Since Barings' troubles have been brought about by one of its Singapore traders playing out of control with Nikkei futures, this could easily happen, unless the Japanese Ministry of Finance succeeds in enforcing discipline and restraint through its barrage of orders to the Japanese brokerages this morning.

A quick recovery, though not in sight, would leave the gnawing cancer of the loan scandal.
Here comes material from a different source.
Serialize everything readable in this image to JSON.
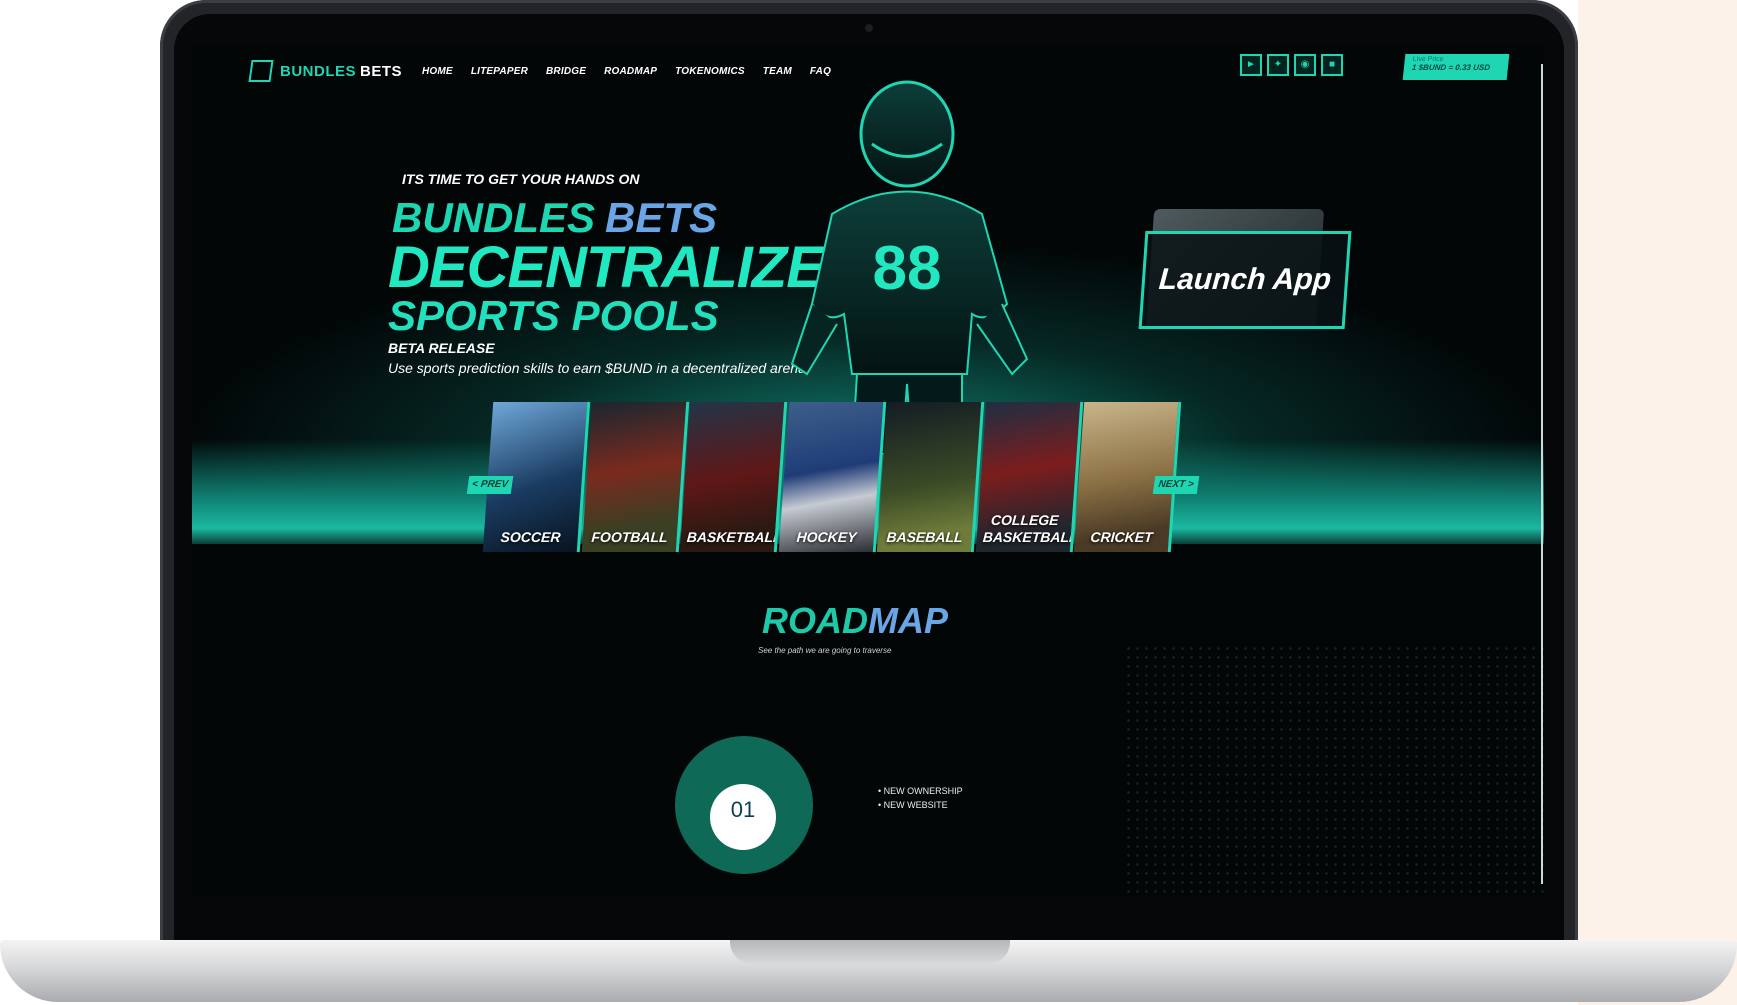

The demise and rescue of the Tokyo Kyowa and Anzen credit unions - with almost one billion pounds of public money - and dragooned private banks has already besmirched the once untouchable Bank of Japan and the Finance Ministry.

What has been causing sleepless nights among Tokyo market players is a run on Japanese banks and other credit unions, burdened by hundreds of billions of pounds in bad debts from the blow-out of Japan's asset bubble in the 1980s, if public anger and a political revolt prevent the rescue. Which is why Finance Minister Masayoshi Takemura, spent yesterday trying to win the support of the Tokyo governor for the bail-out.